Clean energy delivers strong results

COAL seam methane and landfill gas energy generation company Energy Developments will extend its relationship with Anglo Coal by building a new $60 million project at the Moranbah North mine.

Staff Reporter

The announcement comes as Energy Developments released its 2007 financial year report of $A27.1 million net profit that became a loss of $16.6 million after the one-off funding costs of $42 million to establish a regional power project in northern Western Australia and the sale of its Taiwan landfill gas business.

The West Kimberley Power Project is set to come online in October this year while its newest project, the 45MW coal methane gas plant at the Moranbah North mine, is in its early stages.

It is being constructed by Clarke Energy and will follow the proven successful framework of the 32MW coal seam methane project at German Creek commissioned in late 2006.

The deal includes a long-term gas supply contract with Anglo Coal.
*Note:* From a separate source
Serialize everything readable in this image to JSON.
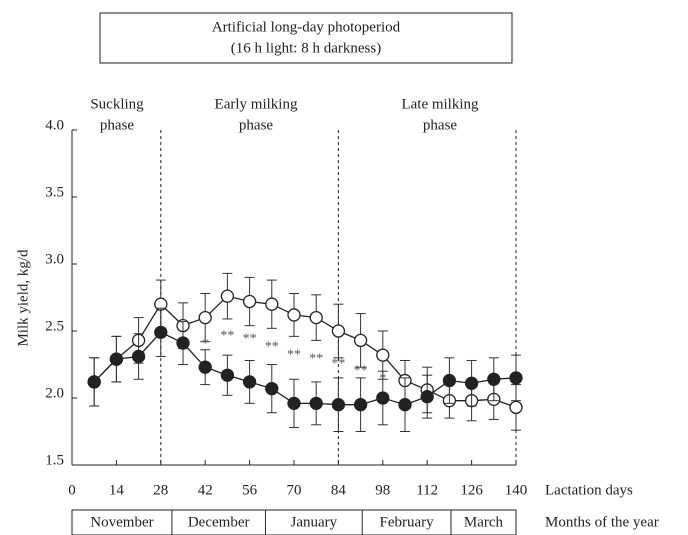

The project is expected to be commissioned in the final quarter of 2008.

Energy Developments managing director Chris Laurie said earnings for this year are forecast to increase to $110- 120 million (up from $96.2 million) dependent on the operations of the WKPP and Australia's green credit price.

Laurie said that while Australia is moving in the right direction towards an emissions trading scheme, the pace of the initiative is concerning and there is a lack of guidelines on issues including interim emission caps.
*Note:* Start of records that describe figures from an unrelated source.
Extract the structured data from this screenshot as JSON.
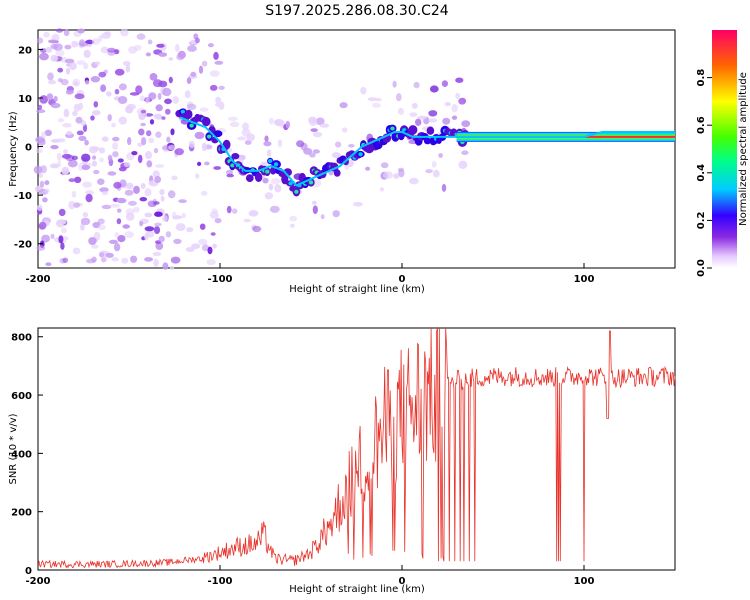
{
  "title": "S197.2025.286.08.30.C24",
  "chart_data": [
    {
      "type": "heatmap",
      "name": "spectrogram",
      "xlabel": "Height of straight line (km)",
      "ylabel": "Frequency (Hz)",
      "xlim": [
        -200,
        150
      ],
      "ylim": [
        -25,
        24
      ],
      "xticks": [
        -200,
        -100,
        0,
        100
      ],
      "yticks": [
        -20,
        -10,
        0,
        10,
        20
      ],
      "ridge": {
        "x": [
          -122,
          -115,
          -108,
          -100,
          -93,
          -86,
          -79,
          -72,
          -65,
          -58,
          -52,
          -46,
          -40,
          -34,
          -28,
          -22,
          -16,
          -10,
          -4,
          0,
          6,
          12,
          18,
          24,
          30,
          40,
          60,
          80,
          100,
          110,
          150
        ],
        "y": [
          6,
          5,
          4,
          1,
          -3,
          -5,
          -5,
          -4,
          -5,
          -8,
          -7,
          -6,
          -5,
          -4,
          -2,
          0,
          1,
          2,
          3,
          3,
          2,
          2,
          2,
          2,
          2,
          2,
          2,
          2,
          2,
          3,
          3
        ]
      },
      "colorbar": {
        "label": "Normalized spectral amplitude",
        "ticks": [
          "0.0",
          "0.2",
          "0.4",
          "0.6",
          "0.8"
        ]
      }
    },
    {
      "type": "line",
      "name": "snr",
      "xlabel": "Height of straight line (km)",
      "ylabel": "SNR (10 * v/v)",
      "xlim": [
        -200,
        150
      ],
      "ylim": [
        0,
        830
      ],
      "xticks": [
        -200,
        -100,
        0,
        100
      ],
      "yticks": [
        0,
        200,
        400,
        600,
        800
      ],
      "color": "#e8322a",
      "trend": {
        "x": [
          -200,
          -160,
          -130,
          -110,
          -100,
          -90,
          -80,
          -76,
          -70,
          -60,
          -50,
          -40,
          -30,
          -20,
          -10,
          0,
          10,
          20,
          30,
          40,
          60,
          80,
          100,
          120,
          150
        ],
        "y": [
          20,
          20,
          25,
          40,
          60,
          80,
          90,
          120,
          40,
          30,
          60,
          150,
          280,
          380,
          480,
          540,
          580,
          620,
          650,
          660,
          665,
          660,
          665,
          660,
          665
        ]
      },
      "dips": [
        20,
        23,
        26,
        29,
        32,
        34,
        37,
        40,
        85,
        86,
        87,
        100
      ]
    }
  ]
}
"This is creating significant investment uncertainty for the energy industry as a whole and especially for the clean energy and the renewable energy industry," Laurie said.

"Another critical aspect to be considered by policy makers is the appropriate grandfathering and transitioning of existing carbon abatement schemes such as the New South Wales Government's GGAS scheme into a new national emissions scheme so that existing 'early-start' participants are not disadvantaged."

In the 2007 financial year the company captured and utilised 8.5 million tonnes of carbon dioxide worldwide, the equivalent of taking 2 million cars off the road.